Every day, take 2,000 IU of vitamin D or an identical placebo dose (inactive pill). (This is more than the recommended daily allowance for adults, but less than the upper limit of 4,000 IU.)Alternatively, a daily dose of 1,000 mg omega-3 oil or an identical placebo.
New autoimmune disease diagnoses among study participants were tallied after an average of five years.

What did the new study discover?

According to Dr. Shmerling, the findings were overly interpreted. Yes, researchers discovered that adults who took vitamin D supplements were less likely to develop autoimmune disease. However, Dr. Shmerling believes that some publications went too far with their conclusions and headlines. He highlights a few headlines that read:

  • Vitamin D supplements do, in fact, lower the risk of autoimmune disease (New Scientist)
  • According to a new study, taking vitamin D on a daily basis can help prevent this disease (Eat This, Not That!)
  • According to one study, taking vitamin D and omega-3 fish oil supplements on a daily basis reduces your risk of developing arthritis by 22%. (Daily Mail)

Dr. Shmerling believes that, while all of the headlines make it sound like a miraculous cure, a closer examination of the study reveals a different storey.

When examined closely, the study appears to have flaws and shortcomings:

  • Vitamin D supplementation did not reliably prevent any single autoimmune disease.
  • Researchers saw a benefit only when the numbers of all the autoimmune diseases were combined.
  • When only the last three years of the study were examined, the benefit of vitamin D became clearer. This implies that it takes time to reap the benefits of a daily supplement.
  • This randomised controlled trial is one of the best to investigate the effect of vitamin D supplementation on the risk of developing autoimmune disease.
  • Nonetheless, the study relied on self-reported cases, which were later confirmed by a review of medical records. As a result, it’s possible that some cases of autoimmune disease went unnoticed.

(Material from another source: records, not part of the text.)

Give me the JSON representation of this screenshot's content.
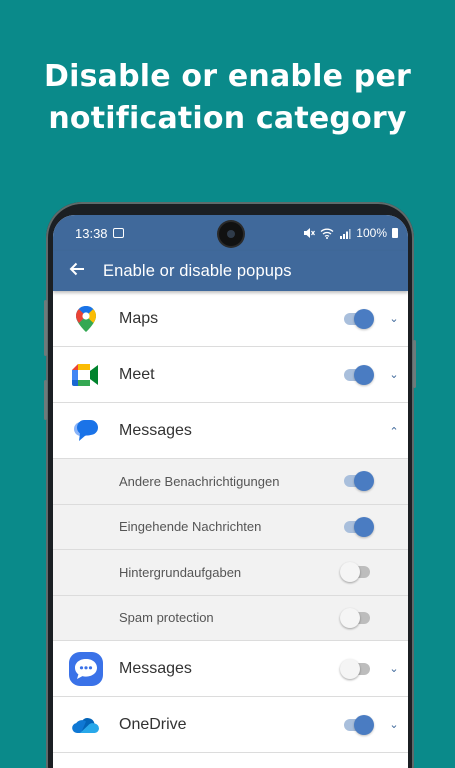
{
  "promo": {
    "line1": "Disable or enable per",
    "line2": "notification category"
  },
  "status_bar": {
    "time": "13:38",
    "battery": "100%"
  },
  "app_bar": {
    "title": "Enable or disable popups",
    "back_icon": "arrow-left-icon"
  },
  "apps": [
    {
      "name": "Maps",
      "icon": "google-maps-icon",
      "enabled": true,
      "expanded": false
    },
    {
      "name": "Meet",
      "icon": "google-meet-icon",
      "enabled": true,
      "expanded": false
    },
    {
      "name": "Messages",
      "icon": "google-messages-icon",
      "enabled": null,
      "expanded": true,
      "categories": [
        {
          "name": "Andere Benachrichtigungen",
          "enabled": true
        },
        {
          "name": "Eingehende Nachrichten",
          "enabled": true
        },
        {
          "name": "Hintergrundaufgaben",
          "enabled": false
        },
        {
          "name": "Spam protection",
          "enabled": false
        }
      ]
    },
    {
      "name": "Messages",
      "icon": "samsung-messages-icon",
      "enabled": false,
      "expanded": false
    },
    {
      "name": "OneDrive",
      "icon": "onedrive-icon",
      "enabled": true,
      "expanded": false
    }
  ],
  "colors": {
    "background": "#0a8a8a",
    "app_bar": "#40699b",
    "toggle_on": "#4a7cc2",
    "toggle_off": "#f5f5f5"
  }
}
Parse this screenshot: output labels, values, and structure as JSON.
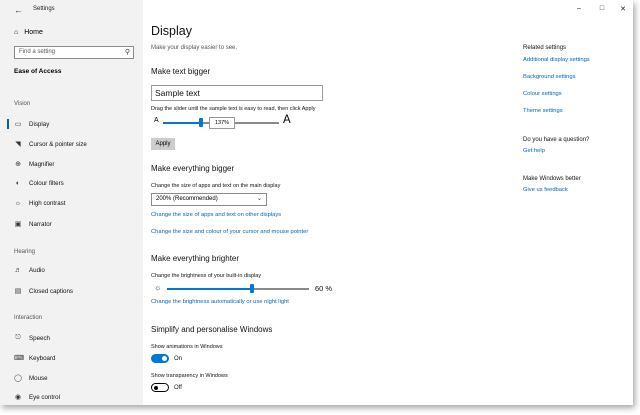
{
  "window": {
    "title": "Settings",
    "back_icon": "back-arrow-icon",
    "controls": [
      "minimize-icon",
      "maximize-icon",
      "close-icon"
    ]
  },
  "sidebar": {
    "home": "Home",
    "search_placeholder": "Find a setting",
    "section": "Ease of Access",
    "groups": [
      {
        "label": "Vision",
        "items": [
          {
            "label": "Display",
            "icon": "display-icon",
            "active": true
          },
          {
            "label": "Cursor & pointer size",
            "icon": "cursor-icon"
          },
          {
            "label": "Magnifier",
            "icon": "magnifier-icon"
          },
          {
            "label": "Colour filters",
            "icon": "colour-filters-icon"
          },
          {
            "label": "High contrast",
            "icon": "high-contrast-icon"
          },
          {
            "label": "Narrator",
            "icon": "narrator-icon"
          }
        ]
      },
      {
        "label": "Hearing",
        "items": [
          {
            "label": "Audio",
            "icon": "audio-icon"
          },
          {
            "label": "Closed captions",
            "icon": "closed-captions-icon"
          }
        ]
      },
      {
        "label": "Interaction",
        "items": [
          {
            "label": "Speech",
            "icon": "speech-icon"
          },
          {
            "label": "Keyboard",
            "icon": "keyboard-icon"
          },
          {
            "label": "Mouse",
            "icon": "mouse-icon"
          },
          {
            "label": "Eye control",
            "icon": "eye-control-icon"
          }
        ]
      }
    ]
  },
  "main": {
    "title": "Display",
    "subtitle": "Make your display easier to see.",
    "text_bigger": {
      "heading": "Make text bigger",
      "sample": "Sample text",
      "instruction": "Drag the slider until the sample text is easy to read, then click Apply",
      "small_a": "A",
      "large_a": "A",
      "value": "137%",
      "apply": "Apply"
    },
    "everything_bigger": {
      "heading": "Make everything bigger",
      "label": "Change the size of apps and text on the main display",
      "selected": "200% (Recommended)",
      "link1": "Change the size of apps and text on other displays",
      "link2": "Change the size and colour of your cursor and mouse pointer"
    },
    "brighter": {
      "heading": "Make everything brighter",
      "label": "Change the brightness of your built-in display",
      "value": "60 %",
      "level": 0.6,
      "link": "Change the brightness automatically or use night light"
    },
    "simplify": {
      "heading": "Simplify and personalise Windows",
      "animations_label": "Show animations in Windows",
      "animations_state": "On",
      "transparency_label": "Show transparency in Windows",
      "transparency_state": "Off"
    }
  },
  "related": {
    "heading": "Related settings",
    "links": [
      "Additional display settings",
      "Background settings",
      "Colour settings",
      "Theme settings"
    ],
    "question": "Do you have a question?",
    "help": "Get help",
    "better": "Make Windows better",
    "feedback": "Give us feedback"
  },
  "colors": {
    "accent": "#0078d7",
    "link": "#0067b8",
    "sidebar_bg": "#f2f2f2"
  }
}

According to Dr. Shmerling, the majority of common autoimmune diseases, such as lupus and rheumatoid arthritis, begin in early adulthood. If the study had included younger participants, the results might have been different.

Do we all need to take vitamin D supplements?

According to Dr. Shmerling, based on the findings of this study, “No, I’d say. For starters, these findings must be validated by other independent researchers. Moreover, despite exaggerated headlines, the actual risk reduction was only 2.5 cases out of 1,000. To prevent a single case of autoimmune disease, hundreds of people would need to take vitamin D daily for years. Vitamin D can interact with other medications, and taking too much of it can be harmful.”

Bottom Line:

Is vitamin D a safe, all-natural wonder drug capable of preventing or treating a wide range of diseases? According to Dr. Shmerling, it is best to keep an open mind. Supplemental vitamin D may be especially beneficial for people with a family history of certain autoimmune diseases. Meanwhile, we recommend that you eat the right foods, stay active, and get a safe and significant amount of sun on your skin, and that you consult your doctor before following any well-meaning health-related advice given by anyone else, whether here or elsewhere.